What is the limiting reactant for the following reaction if there are 3.4 moles of Ca(NO2)2 and 2.4 moles of Li3PO4?
3Ca(NO2)2 + 2Li3PO4 --> 6LiNO2 + Ca3(PO4)2
A)Ca(NO2)2
B) Li3PO4
C) LiNO2
D) Ca3(PO4)2
to find LR divide the amount by the coefficient in the equation, whichever is lower, is the Limiting Reactant (LR)
3.4/3 = 1.13
2.4/2 = 1.2
So the Ca(NO2)@ is limiting (A)
Ok Good thank you, I just get confused as to the denominator in the LR's...Can you use any of the coefficients in the reactants?

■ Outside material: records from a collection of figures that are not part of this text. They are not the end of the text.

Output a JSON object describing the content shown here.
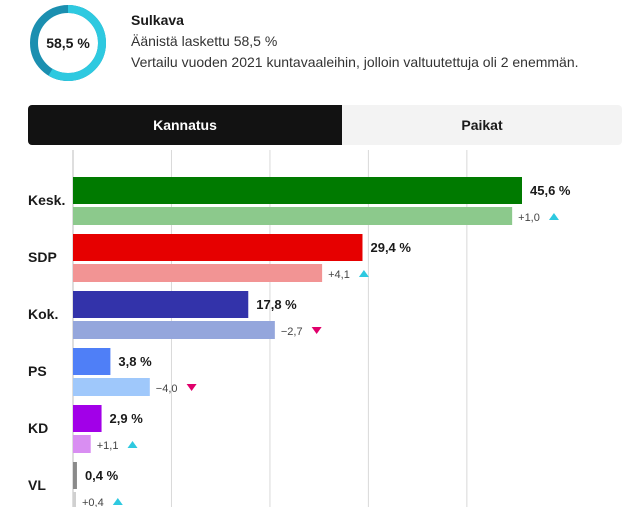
{
  "header": {
    "gauge_value": "58,5 %",
    "counted_fraction": 0.585,
    "municipality": "Sulkava",
    "counted_text": "Äänistä laskettu 58,5 %",
    "comparison_text": "Vertailu vuoden 2021 kuntavaaleihin, jolloin valtuutettuja oli 2 enemmän."
  },
  "tabs": [
    {
      "label": "Kannatus",
      "active": true
    },
    {
      "label": "Paikat",
      "active": false
    }
  ],
  "colors": {
    "gauge": "#2ec9e0",
    "gauge_track": "#1b8fb0",
    "up": "#2ec9e0",
    "down": "#e0006b"
  },
  "chart_data": {
    "type": "bar",
    "categories": [
      "Kesk.",
      "SDP",
      "Kok.",
      "PS",
      "KD",
      "VL"
    ],
    "series": [
      {
        "values": [
          45.6,
          29.4,
          17.8,
          3.8,
          2.9,
          0.4
        ],
        "value_labels": [
          "45,6 %",
          "29,4 %",
          "17,8 %",
          "3,8 %",
          "2,9 %",
          "0,4 %"
        ],
        "colors": [
          "#007a00",
          "#e60000",
          "#3333aa",
          "#4f7ff7",
          "#a200e8",
          "#8a8a8a"
        ]
      },
      {
        "values": [
          44.6,
          25.3,
          20.5,
          7.8,
          1.8,
          0.0
        ],
        "colors": [
          "#8cc98c",
          "#f29494",
          "#94a6dc",
          "#9fc8fb",
          "#d98ef2",
          "#d0d0d0"
        ]
      }
    ],
    "changes": [
      {
        "label": "+1,0",
        "direction": "up"
      },
      {
        "label": "+4,1",
        "direction": "up"
      },
      {
        "label": "−2,7",
        "direction": "down"
      },
      {
        "label": "−4,0",
        "direction": "down"
      },
      {
        "label": "+1,1",
        "direction": "up"
      },
      {
        "label": "+0,4",
        "direction": "up"
      }
    ],
    "xlim": [
      0,
      50
    ],
    "grid": true
  }
}
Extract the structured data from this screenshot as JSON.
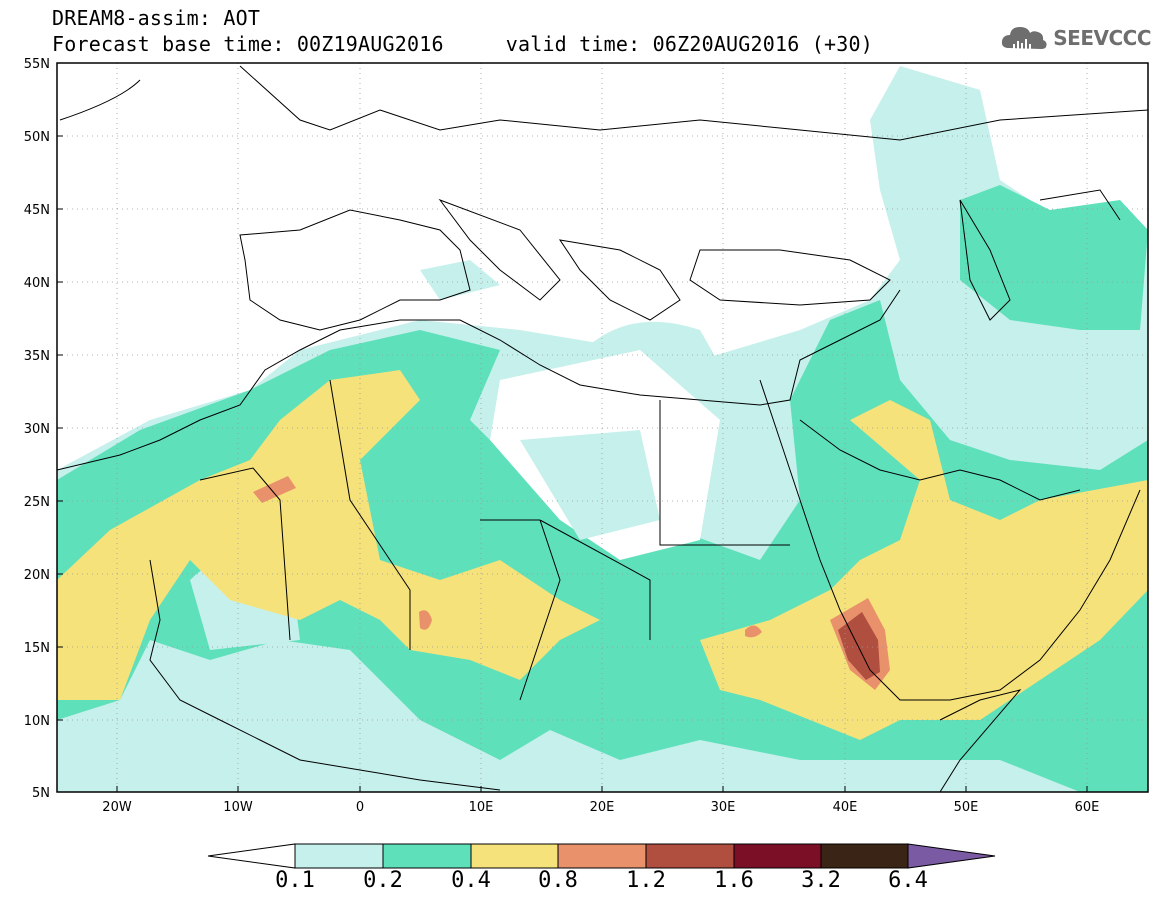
{
  "header": {
    "title_line1": "DREAM8-assim: AOT",
    "base_time": "Forecast base time: 00Z19AUG2016",
    "valid_time": "valid time: 06Z20AUG2016 (+30)",
    "logo_text": "SEEVCCC",
    "logo_icon": "cloud-icon"
  },
  "map": {
    "projection": "lat-lon",
    "lon_range": [
      -25,
      65
    ],
    "lat_range": [
      5,
      55
    ],
    "gridlines": "dotted",
    "lat_labels": [
      "55N",
      "50N",
      "45N",
      "40N",
      "35N",
      "30N",
      "25N",
      "20N",
      "15N",
      "10N",
      "5N"
    ],
    "lon_labels": [
      "20W",
      "10W",
      "0",
      "10E",
      "20E",
      "30E",
      "40E",
      "50E",
      "60E"
    ],
    "field": "Aerosol optical thickness"
  },
  "colorbar": {
    "labels": [
      "0.1",
      "0.2",
      "0.4",
      "0.8",
      "1.2",
      "1.6",
      "3.2",
      "6.4"
    ],
    "colors": [
      "#ffffff",
      "#c5f0eb",
      "#5ee0bb",
      "#f5e27a",
      "#e9916b",
      "#b04f3f",
      "#7a0f26",
      "#3a2415",
      "#7a5aa2"
    ]
  }
}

To determine the limiting reactant in a chemical reaction, you need to compare the number of moles of each reactant to the stoichiometric ratio in the balanced equation.
The balanced equation for the reaction is:
3Ca(NO2)2 + 2Li3PO4 → 6LiNO2 + Ca3(PO4)2
First, let's calculate the number of moles of 3Ca(NO2)2 and 2Li3PO4:
Number of moles of Ca(NO2)2 = 3.4 moles
Number of moles of Li3PO4 = 2.4 moles
Next, we need to determine the stoichiometric ratio for both reactants in the balanced equation. The stoichiometric ratio is the ratio of moles between the reactants in the balanced equation. In this case, it is 3:2 for Ca(NO2)2 and Li3PO4.
Now, we can compare the actual number of moles to the stoichiometric ratio for each reactant:
Ca(NO2)2:
Actual ratio = 3.4 moles / 3 = 1.13
Li3PO4:
Actual ratio = 2.4 moles / 2 = 1.2
To find the limiting reactant, we need to compare the actual ratios. The limiting reactant is the reactant with the smallest actual ratio. In this case, the actual ratio for Ca(NO2)2 is 1.13, and the actual ratio for Li3PO4 is 1.2.
Since the actual ratio for Ca(NO2)2 is smaller, it will be completely consumed first, making it the limiting reactant. Therefore, the answer is:
A) Ca(NO2)2